I cloned the grt123 team’s repo and finished the preprocessing. Still trying to understand the details of each piece of code. Kinda overwhelmed by the complexity of their solution…

Learning Pytorch in the meantime.

(Alexandre Cadrin-Chênevert) #90

I recently read more about this collaborative project that looks promising if someone from wants to get involved:

The project could have very high impact if it works as planned. @kmader posted the link to the public github repository earlier in this thread on sept 16 : Deep dive in to lung cancer diagnosis

They are also using grt123 solution.

(Kerem Turgutlu) #91

I have a question to experts in this field. I am currently walking through Brad Kenstler’s notebook. The images I am working on right now has modality : MR. I’ve tried to look online but couldn’t find a good explanation for mapping MR intensities -> Hounsefield Units for visualization purposes. I would appreciate very much if someone can help me out. Maybe I am searching for the wrong thing. Thanks !

And I suspect the interpretation of intensities of CT and MR are probably different which makes it hard to skip visualization part of the notebook and continue with the actual preprocessing. Especially designating ROI thresholds probably differ by different organs (lung to brain) and different machines (CT to MR).

(Jeremy Howard) #92

If you ask on twitter and at-mention me I’ll ask the rad community if they can help. cc @Judywawira @alexandrecc @davecg

(David Gutman) #93

Hounsfield is just CT.

Depending on the MRI sequence it might have intrinsic meaning (eg ADC, quantitative flow sequences, some perfusion metrics), but even those will vary from scanner to scanner.

Demeaning and dividing by std for the volume should be a reasonable way to start, but you should check to make sure even/odd slices aren’t very different (MRI series are sometimes collected “interleaved” and on some scans you will notice alternating intensity levels). Normalizing by slice might avoid this problem, but slices that are nearly empty will be normalized very differently than slices with a lot of tissue (you can see this when viewing images on many PACS systems).

You also usually need bias correction using a tool like N4 ( for research workflows and motion correction if you have time series data (eg MCFLIRT from FSL, basically just rigid registration across timepoints).

Some of these tools might not be necessary for deep learning models, and many others could stand to be updated to use the GPU.

(Kerem Turgutlu) #94

These are all really valuable information, thank you so much.
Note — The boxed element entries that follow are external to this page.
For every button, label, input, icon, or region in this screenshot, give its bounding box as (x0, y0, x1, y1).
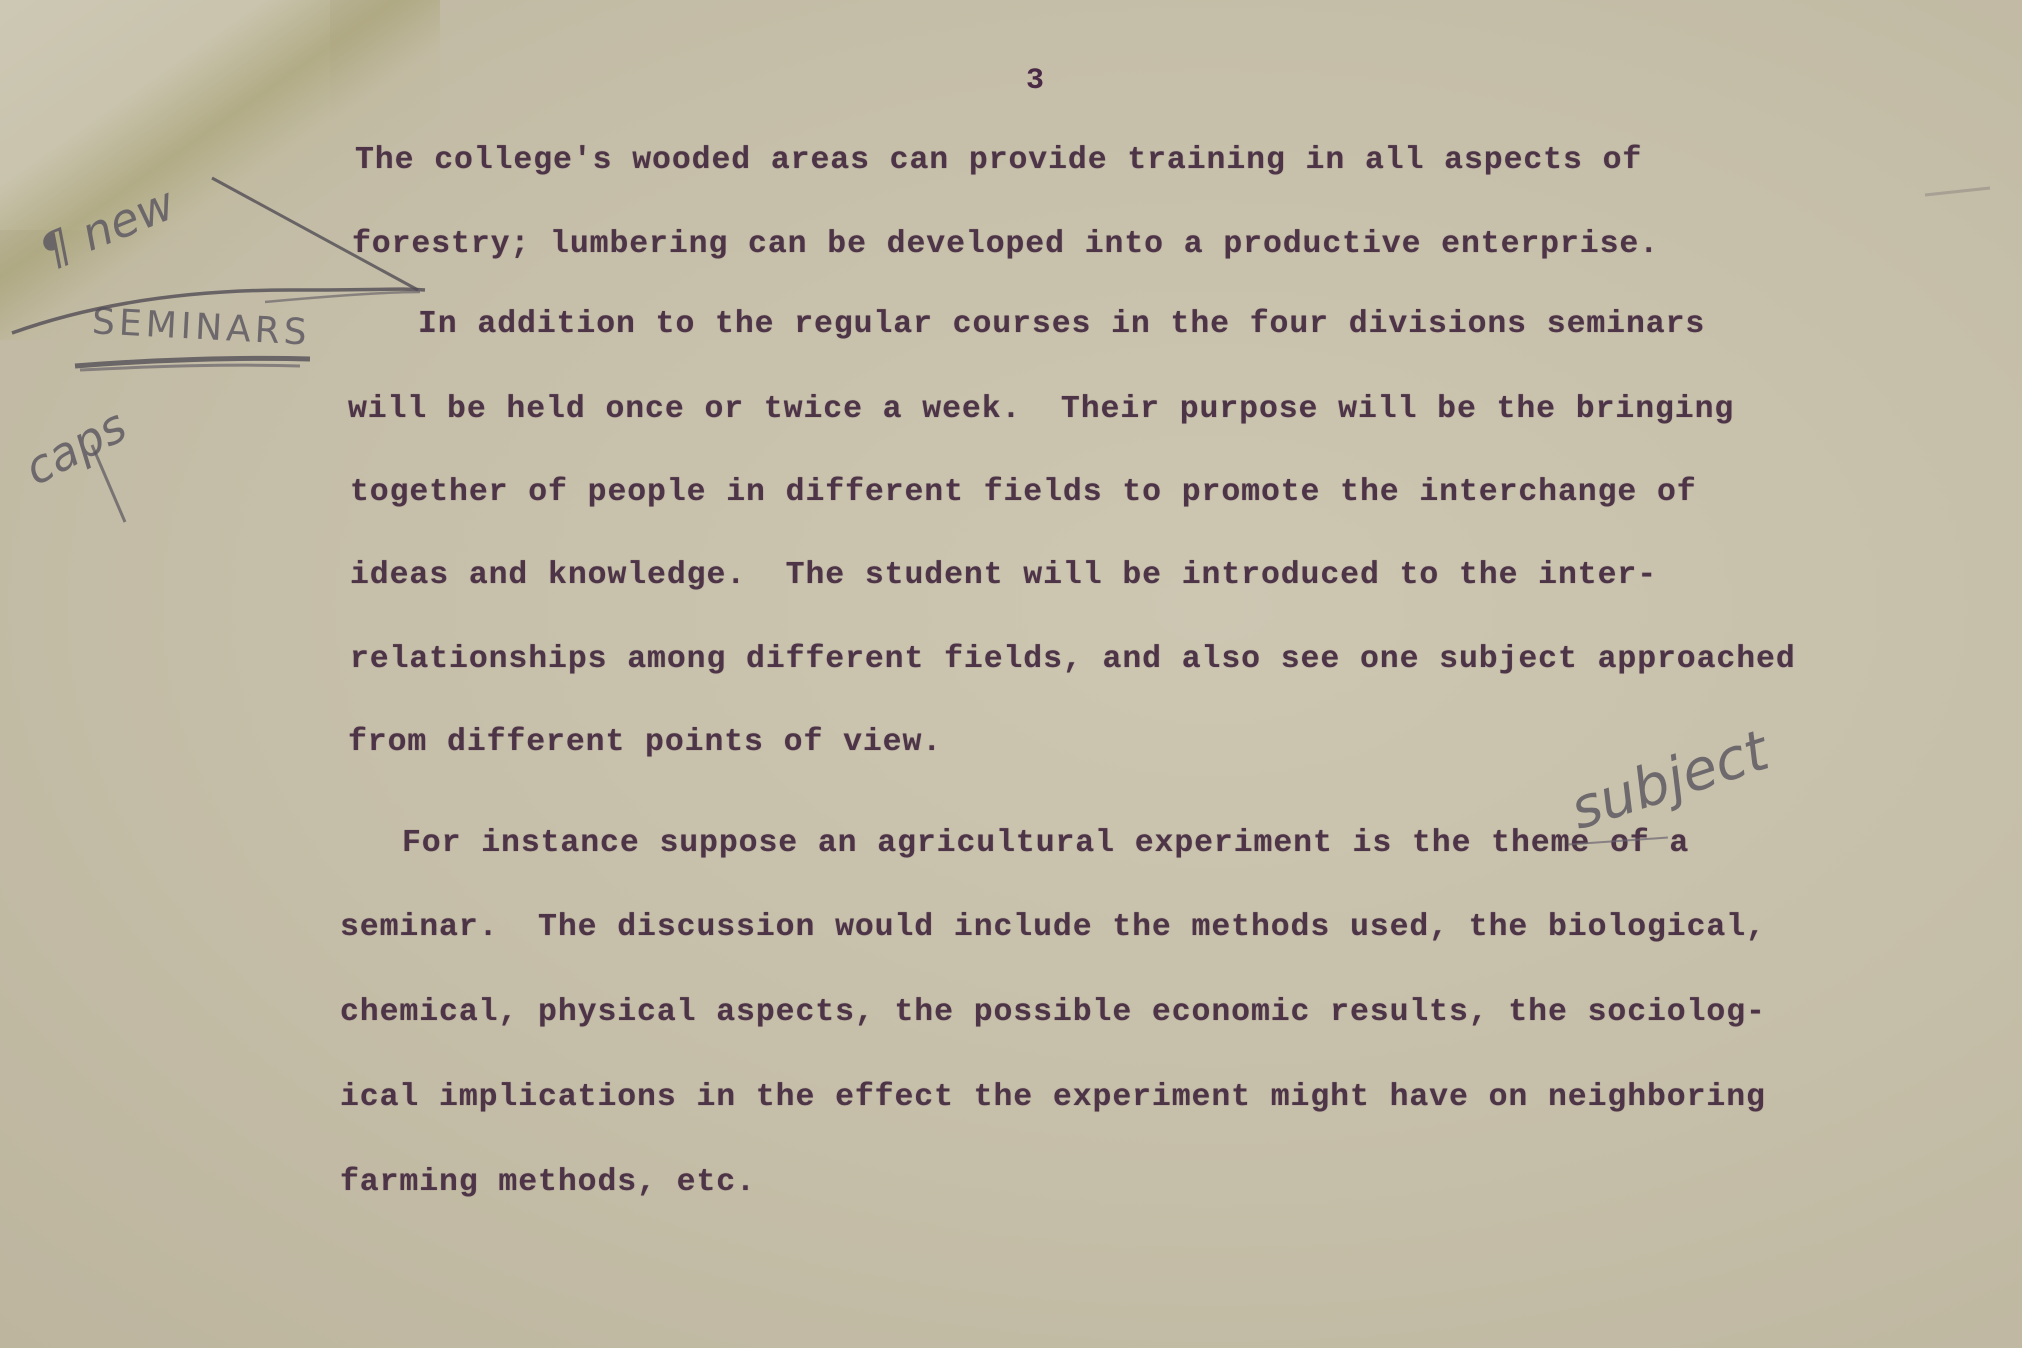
text-line-7: relationships among different fields, an… (350, 642, 1796, 677)
text-line-11: chemical, physical aspects, the possible… (340, 995, 1766, 1030)
insert-arrow-base-2 (265, 292, 420, 302)
edge-smudge (1925, 188, 1990, 195)
margin-heading-seminars: SEMINARS (91, 301, 312, 353)
seminars-underline-2 (80, 365, 300, 370)
page-number: 3 (1026, 64, 1044, 98)
text-line-2: forestry; lumbering can be developed int… (352, 227, 1659, 262)
text-line-4: will be held once or twice a week. Their… (348, 392, 1734, 427)
text-line-3: In addition to the regular courses in th… (418, 307, 1705, 342)
document-page: 3 The college's wooded areas can provide… (0, 0, 2022, 1348)
text-line-5: together of people in different fields t… (350, 475, 1697, 510)
text-line-10: seminar. The discussion would include th… (340, 910, 1766, 945)
text-line-8: from different points of view. (348, 725, 942, 760)
insertion-subject: subject (1563, 718, 1776, 843)
text-line-6: ideas and knowledge. The student will be… (350, 558, 1657, 593)
seminars-underline-1 (75, 358, 310, 366)
margin-note-caps: caps (16, 398, 136, 496)
text-line-9: For instance suppose an agricultural exp… (402, 826, 1689, 861)
text-line-12: ical implications in the effect the expe… (340, 1080, 1766, 1115)
text-line-1: The college's wooded areas can provide t… (355, 143, 1642, 178)
text-line-13: farming methods, etc. (340, 1165, 756, 1200)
We currently have MRI scans for around 300 meningioma patient. Each MRI scan is 124x512x512 (slice, height, width). Our first task is to come up with a model that can auto-contour meningioma tumor. Since we have raw data we will probably do a lot of preprocessing before feeding it into neural nets, such as normalization, skull removal, and others that might be helpful for the task.

I appreciate your help and if you don’t mind may I ask for help for this thread Lung cancer detection; Convolution features + Gradient boost as well. Thanks in advance.

(Andy) #95

I’m in the same task.Follow you yet!


Very interested in this topic. I´m part of Deep Learning Brasilia(Brazil) group and we´re on lesson 6 - part 1.
Jeremy, congratulations for this initiative. And thanks for the oportunity of Fastai Deep Learning course. You´re THE GUY!

(David) #97

I am really interested in this topic! Is it too late to help out?

(Jose Quesada) #98

Is this dataset different from the one hosted at

(Imant Daunhawer) #99

I am very enthusiastic about this topic as well and would greatly appreciate to hear an update from Jeremy, since it sounds like the data has been available for more than a year now.

Our group at the University of Basel is currently working on lung cancer diagnosis (based on CT scans and reports) together with the radiology department of the university hospital and I will draw their attention to this opportunity (and kindly ask the radiologists for their help in labelling).

Further, I’d like to point out that it’s very unfortunate that the data from the Kaggle 2017 Data Science Bowl is not available anymore. In this regard, it would be extremely helpful if at least a sample of the NLST data were provided, to get people started with the preprocessing and replication of models.